Practically Random / Bugs / #5 RNG_test with multithreaded options reaches deadlock after processing 512 gigabytes

- 2014-11-18

Trying to reproduce now.

Looking at the code, I'd say it's probably clean of race conditions. If a test crashed, that might cause it to wait indefinitely for the test to complete - but so far as I know PractRand tests don't make a habit of crashing. If pthread_create or CreateThread failed, that would likewise leave it waiting indefinitely - I never got around to checking the return value on those. That's actually sounding like the most plausible explanation to me at the moment... if I'd heard that before releasing .92 I would have tried to make it pass any pthread_create or CreateThread errors along to the user. man pages / MDSN suggests a couple of possibilities for why those functions might start giving me errors after a while of execution - I think I'm not cleaning up after myself properly in some ways, though it wouldn't matter if I were using a proper pool of worker threads instead of a quick-and-dirty solution.

If you would like to refer to this comment somewhere else in this project, copy and paste the following link:

- 2014-11-18

I can't reproduce it. On win32 anyway. Are you using pthreads or win32 threading? Anyway, I have some ideas that might fix it for 0.93.

If you would like to refer to this comment somewhere else in this project, copy and paste the following link:

Jirka - 2014-11-18

Hi,

I run RNG_test on Linux. I will try it with 0.92 version and let you know the outcome.

Jirka

If you would like to refer to this comment somewhere else in this project, copy and paste the following link:

- 2014-11-18

Okay, my best guess (haven't finished a linux test run yet):

What's happening is that I'm leaking resources in Threading::create_thread, which eventually causes it to refuse to launch more threads for me.
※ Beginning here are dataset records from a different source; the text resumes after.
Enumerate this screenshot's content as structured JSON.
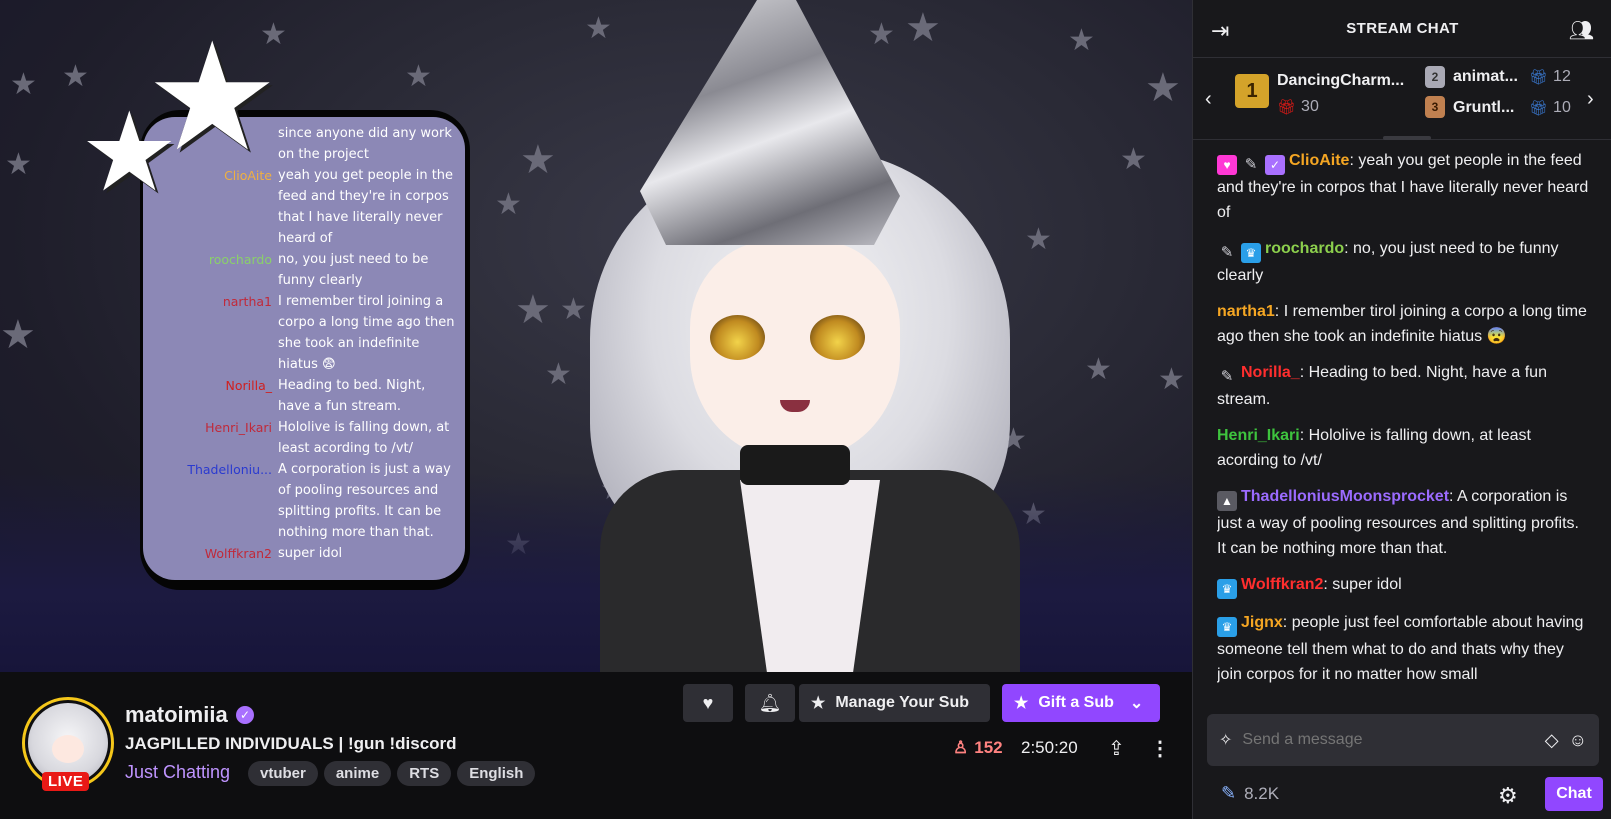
{
  "video": {
    "overlay_chat": [
      {
        "name": "",
        "name_color": "#ffffff",
        "text": "since anyone did any work"
      },
      {
        "name": "",
        "name_color": "#ffffff",
        "text": "on the project"
      },
      {
        "name": "ClioAite",
        "name_color": "#f0b040",
        "text": "yeah you get people in the feed and they're in corpos that I have literally never heard of"
      },
      {
        "name": "roochardo",
        "name_color": "#8ad06a",
        "text": "no, you just need to be funny clearly"
      },
      {
        "name": "nartha1",
        "name_color": "#c02a3a",
        "text": "I remember tirol joining a corpo a long time ago then she took an indefinite hiatus 😨"
      },
      {
        "name": "Norilla_",
        "name_color": "#d02020",
        "text": "Heading to bed. Night, have a fun stream."
      },
      {
        "name": "Henri_Ikari",
        "name_color": "#c02a3a",
        "text": "Hololive is falling down, at least acording to /vt/"
      },
      {
        "name": "Thadelloniu...",
        "name_color": "#2a3ad0",
        "text": "A corporation is just a way of pooling resources and splitting profits. It can be nothing more than that."
      },
      {
        "name": "Wolffkran2",
        "name_color": "#c02a3a",
        "text": "super idol"
      }
    ]
  },
  "channel": {
    "name": "matoimiia",
    "live_label": "LIVE",
    "title": "JAGPILLED INDIVIDUALS | !gun !discord",
    "category": "Just Chatting",
    "tags": [
      "vtuber",
      "anime",
      "RTS",
      "English"
    ],
    "viewers": "152",
    "uptime": "2:50:20",
    "manage_sub_label": "Manage Your Sub",
    "gift_sub_label": "Gift a Sub"
  },
  "chat": {
    "title": "STREAM CHAT",
    "leaderboard": {
      "first": {
        "rank": "1",
        "name": "DancingCharm...",
        "count": "30"
      },
      "second": {
        "rank": "2",
        "name": "animat...",
        "count": "12"
      },
      "third": {
        "rank": "3",
        "name": "Gruntl...",
        "count": "10"
      }
    },
    "messages": [
      {
        "badges": [
          "pink",
          "plain",
          "purple"
        ],
        "user": "ClioAite",
        "color": "#f5a623",
        "text": "yeah you get people in the feed and they're in corpos that I have literally never heard of"
      },
      {
        "badges": [
          "plain",
          "blue"
        ],
        "user": "roochardo",
        "color": "#8ccf4d",
        "text": "no, you just need to be funny clearly"
      },
      {
        "badges": [],
        "user": "nartha1",
        "color": "#f5a623",
        "text": "I remember tirol joining a corpo a long time ago then she took an indefinite hiatus 😨"
      },
      {
        "badges": [
          "plain"
        ],
        "user": "Norilla_",
        "color": "#ff2e2e",
        "text": "Heading to bed. Night, have a fun stream."
      },
      {
        "badges": [],
        "user": "Henri_Ikari",
        "color": "#3ec43e",
        "text": "Hololive is falling down, at least acording to /vt/"
      },
      {
        "badges": [
          "gray"
        ],
        "user": "ThadelloniusMoonsprocket",
        "color": "#9b6bff",
        "text": "A corporation is just a way of pooling resources and splitting profits. It can be nothing more than that."
      },
      {
        "badges": [
          "blue"
        ],
        "user": "Wolffkran2",
        "color": "#ff2e2e",
        "text": "super idol"
      },
      {
        "badges": [
          "blue"
        ],
        "user": "Jignx",
        "color": "#f5a623",
        "text": "people just feel comfortable about having someone tell them what to do and thats why they join corpos for it no matter how small"
      }
    ],
    "input_placeholder": "Send a message",
    "bits": "8.2K",
    "chat_button": "Chat"
  },
  "colors": {
    "accent": "#9147ff",
    "live": "#e91916",
    "viewers": "#ff8280",
    "category": "#bf94ff"
  }
}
Immediately after the lines:
pthread_t thread;
pthread_create(&thread, NULL, func, param);

There should be a third line:
pthread_detach(&thread);

To let it know that it should clean up after the thread automatically when it terminates. The win32 code already does that correctly. It'll take me several hours to confirm that that is what's going on and this fixes it, but good chance that's it. I'll have it fixed in 0.93, you can patch your copy of 0.92 if you want, that's in tools/multithreading.h

If you would like to refer to this comment somewhere else in this project, copy and paste the following link:

Jirka - 2014-11-18

I will try to apply the patch.

0.92 (vanilla) version exhibits the same bug - it happens again after 512 gigabytes of data has been processed.
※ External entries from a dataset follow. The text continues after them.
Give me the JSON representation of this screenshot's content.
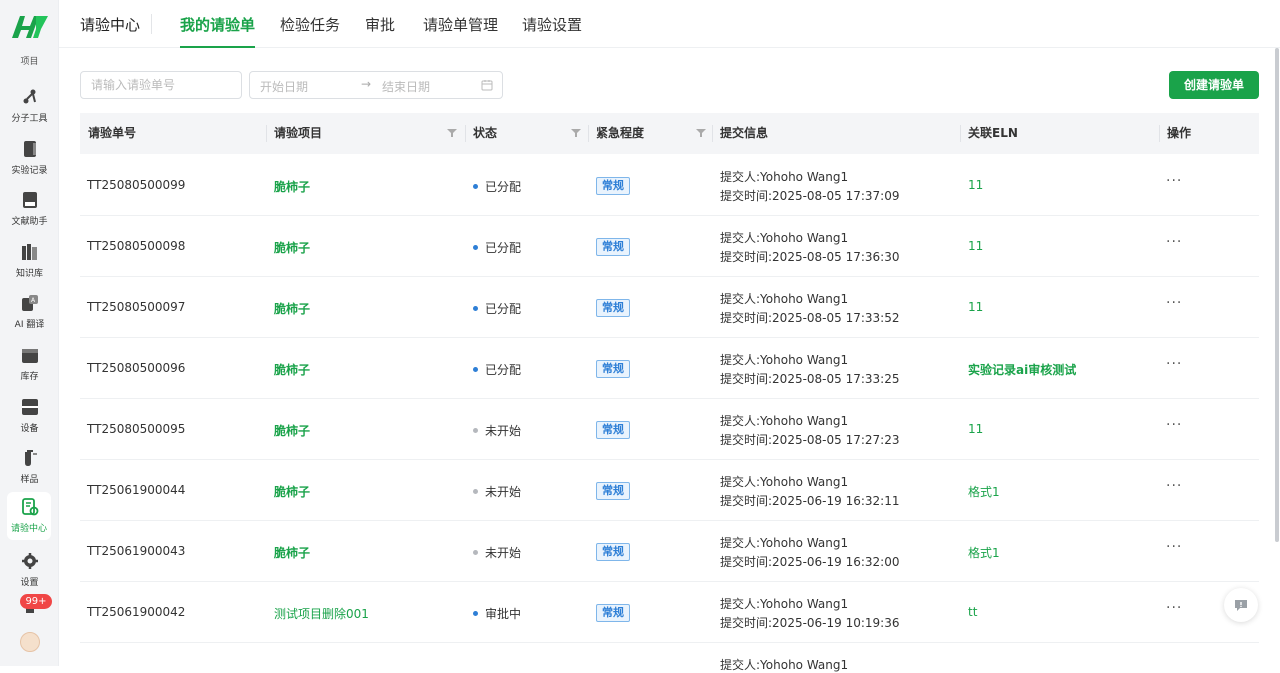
{
  "sidebar": {
    "cut_label": "项目",
    "items": [
      {
        "label": "分子工具",
        "icon": "molecule-tool-icon"
      },
      {
        "label": "实验记录",
        "icon": "experiment-record-icon"
      },
      {
        "label": "文献助手",
        "icon": "literature-icon"
      },
      {
        "label": "知识库",
        "icon": "knowledge-base-icon"
      },
      {
        "label": "AI 翻译",
        "icon": "translate-icon"
      },
      {
        "label": "库存",
        "icon": "inventory-icon"
      },
      {
        "label": "设备",
        "icon": "device-icon"
      },
      {
        "label": "样品",
        "icon": "sample-icon"
      },
      {
        "label": "请验中心",
        "icon": "inspection-center-icon"
      },
      {
        "label": "设置",
        "icon": "settings-icon"
      }
    ],
    "active_item": "请验中心",
    "notification_badge": "99+"
  },
  "topnav": {
    "section": "请验中心",
    "tabs": [
      "我的请验单",
      "检验任务",
      "审批",
      "请验单管理",
      "请验设置"
    ],
    "active_tab": "我的请验单"
  },
  "filters": {
    "search_placeholder": "请输入请验单号",
    "start_date_placeholder": "开始日期",
    "arrow": "→",
    "end_date_placeholder": "结束日期",
    "create_button": "创建请验单"
  },
  "table": {
    "columns": [
      "请验单号",
      "请验项目",
      "状态",
      "紧急程度",
      "提交信息",
      "关联ELN",
      "操作"
    ],
    "rows": [
      {
        "id": "TT25080500099",
        "project": "脆柿子",
        "status": "已分配",
        "urgency": "常规",
        "submitter": "提交人:Yohoho Wang1",
        "time": "提交时间:2025-08-05 17:37:09",
        "eln": "11",
        "ops": "···"
      },
      {
        "id": "TT25080500098",
        "project": "脆柿子",
        "status": "已分配",
        "urgency": "常规",
        "submitter": "提交人:Yohoho Wang1",
        "time": "提交时间:2025-08-05 17:36:30",
        "eln": "11",
        "ops": "···"
      },
      {
        "id": "TT25080500097",
        "project": "脆柿子",
        "status": "已分配",
        "urgency": "常规",
        "submitter": "提交人:Yohoho Wang1",
        "time": "提交时间:2025-08-05 17:33:52",
        "eln": "11",
        "ops": "···"
      },
      {
        "id": "TT25080500096",
        "project": "脆柿子",
        "status": "已分配",
        "urgency": "常规",
        "submitter": "提交人:Yohoho Wang1",
        "time": "提交时间:2025-08-05 17:33:25",
        "eln": "实验记录ai审核测试",
        "ops": "···"
      },
      {
        "id": "TT25080500095",
        "project": "脆柿子",
        "status": "未开始",
        "urgency": "常规",
        "submitter": "提交人:Yohoho Wang1",
        "time": "提交时间:2025-08-05 17:27:23",
        "eln": "11",
        "ops": "···"
      },
      {
        "id": "TT25061900044",
        "project": "脆柿子",
        "status": "未开始",
        "urgency": "常规",
        "submitter": "提交人:Yohoho Wang1",
        "time": "提交时间:2025-06-19 16:32:11",
        "eln": "格式1",
        "ops": "···"
      },
      {
        "id": "TT25061900043",
        "project": "脆柿子",
        "status": "未开始",
        "urgency": "常规",
        "submitter": "提交人:Yohoho Wang1",
        "time": "提交时间:2025-06-19 16:32:00",
        "eln": "格式1",
        "ops": "···"
      },
      {
        "id": "TT25061900042",
        "project": "测试项目删除001",
        "status": "审批中",
        "urgency": "常规",
        "submitter": "提交人:Yohoho Wang1",
        "time": "提交时间:2025-06-19 10:19:36",
        "eln": "tt",
        "ops": "···"
      },
      {
        "id": "",
        "project": "",
        "status": "",
        "urgency": "",
        "submitter": "提交人:Yohoho Wang1",
        "time": "",
        "eln": "",
        "ops": ""
      }
    ]
  },
  "colors": {
    "accent": "#1aa34a",
    "status_assigned": "#2e7fd6",
    "status_pending": "#b5b8bd",
    "status_review": "#2e7fd6",
    "badge": "#f04646"
  }
}
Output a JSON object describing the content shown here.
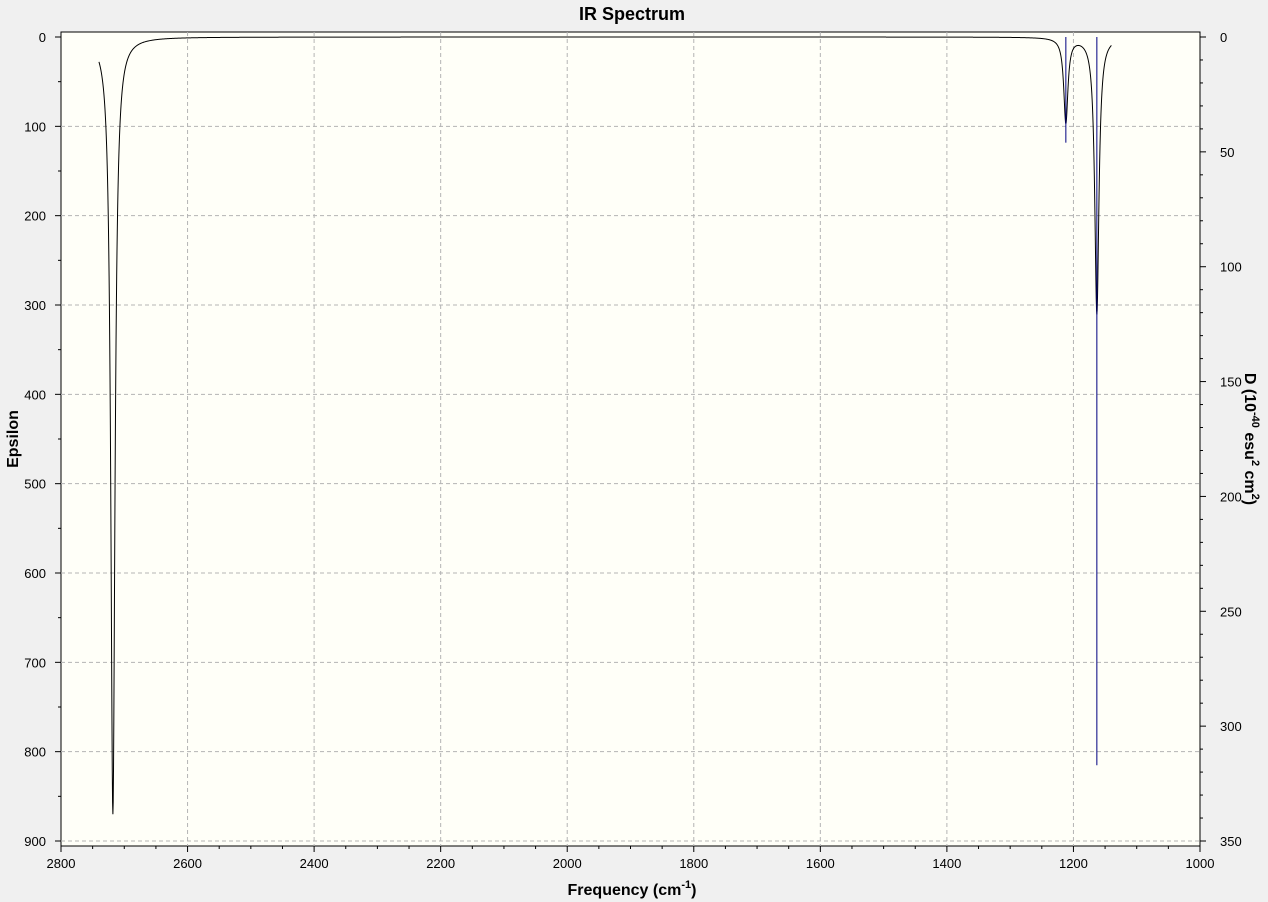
{
  "chart_data": {
    "type": "line",
    "title": "IR Spectrum",
    "xlabel": "Frequency (cm",
    "xlabel_sup": "-1",
    "xlabel_tail": ")",
    "ylabel": "Epsilon",
    "y2label_parts": [
      {
        "t": "D (10",
        "sup": false
      },
      {
        "t": "-40",
        "sup": true
      },
      {
        "t": " esu",
        "sup": false
      },
      {
        "t": "2",
        "sup": true
      },
      {
        "t": " cm",
        "sup": false
      },
      {
        "t": "2",
        "sup": true
      },
      {
        "t": ")",
        "sup": false
      }
    ],
    "xlim": [
      2800,
      1000
    ],
    "x_reversed": true,
    "ylim": [
      0,
      900
    ],
    "y_inverted": true,
    "y2lim": [
      0,
      350
    ],
    "grid": true,
    "x_ticks": [
      2800,
      2600,
      2400,
      2200,
      2000,
      1800,
      1600,
      1400,
      1200,
      1000
    ],
    "y_ticks": [
      0,
      100,
      200,
      300,
      400,
      500,
      600,
      700,
      800,
      900
    ],
    "y2_ticks": [
      0,
      50,
      100,
      150,
      200,
      250,
      300,
      350
    ],
    "curve_range": [
      2740,
      1140
    ],
    "peaks": [
      {
        "x": 2718,
        "epsilon": 870,
        "hwhm": 4
      },
      {
        "x": 1212,
        "epsilon": 95,
        "hwhm": 4
      },
      {
        "x": 1163,
        "epsilon": 310,
        "hwhm": 4
      }
    ],
    "series": [
      {
        "type": "line",
        "values": []
      },
      {
        "type": "stick",
        "values": [
          {
            "x": 2718,
            "D": 0
          },
          {
            "x": 1212,
            "D": 46
          },
          {
            "x": 1163,
            "D": 317
          }
        ]
      }
    ],
    "colors": {
      "spectrum": "#000000",
      "sticks": "#000080",
      "plot_bg": "#fffff8",
      "grid": "#b4b4b4",
      "page_bg": "#f0f0f0"
    }
  }
}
rng=sfc64, seed=0x6c08d0b3
length= 512 gigabytes (2^39 bytes), time= 2485 seconds
no anomalies in 276 test result(s)

strace shows that RNG_test does nothing but calling
nanosleep({0, 1000}, NULL) = 0
nanosleep({0, 1000}, NULL) = 0

If you would like to refer to this comment somewhere else in this project, copy and paste the following link:

Jirka - 2014-11-18

Short update: the proposed patch should be

pthread_detach(thread);

and not

pthread_detach(&thread);

I have started the test and will report the results back.

Thanks
Jirka

If you would like to refer to this comment somewhere else in this project, copy and paste the following link:

Jirka - 2014-11-18

I have tested the proposed patch but unfortunately it did not help. I still experience the same behaviour. After processing of 512 gigabytes of data program is only calling nanosleep in a loop.
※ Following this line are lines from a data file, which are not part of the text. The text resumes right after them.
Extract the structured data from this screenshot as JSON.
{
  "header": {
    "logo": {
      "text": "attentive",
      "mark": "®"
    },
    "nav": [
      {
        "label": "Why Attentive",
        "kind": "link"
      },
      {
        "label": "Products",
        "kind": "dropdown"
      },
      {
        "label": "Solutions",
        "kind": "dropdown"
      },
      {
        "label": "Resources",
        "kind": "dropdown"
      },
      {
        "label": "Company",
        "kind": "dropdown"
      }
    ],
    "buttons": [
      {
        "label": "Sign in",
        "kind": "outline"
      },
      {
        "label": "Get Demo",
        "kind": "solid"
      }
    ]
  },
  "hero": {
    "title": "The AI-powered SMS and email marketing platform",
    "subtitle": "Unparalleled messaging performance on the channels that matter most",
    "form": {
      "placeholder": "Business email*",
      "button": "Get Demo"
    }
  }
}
If you would like to refer to this comment somewhere else in this project, copy and paste the following link:

- 2014-11-19

I can't reproduce your behavior. With the original, on win32 it seemed to just work for me. On my (single-core) linux VM it did the first 512 GB in a little over 2 hours, and failed to reach 1 TB for the next 5 hours before I aborted it - but CPU usage remained at 100% until it was aborted, unlike your observed behavior. With the patch applied, it worked correctly for me on both win32 and linux.

I'm not going to be up for any more testing today. If you want my next best idea: My linux VM doesn't seem to mind, but I just noticed that according to the docs pthread_mutex_destroy isn't supposed to be called on locked mutexes. So, on about line 17 of tools/MultithreadedTestManager.h where it says "delete this;", there should be a "lock.leave();" immediately before that.

If you would like to refer to this comment somewhere else in this project, copy and paste the following link:

Jirka - 2014-11-19

Hi,

I will try that.

Do you have any debug messages which I could enable (for example during the compilation)? The fact that the bug manifests after processing 0.5 TB of data makes it hard to debug the code. If you can propoase some way how to debug it, please let me know.

Thanks
Jirka

If you would like to refer to this comment somewhere else in this project, copy and paste the following link:

- 2014-11-20

Unfortunately there's not any debugging framework for that. I could write one I suppose... may have to if I can't figure out what's going on on your box.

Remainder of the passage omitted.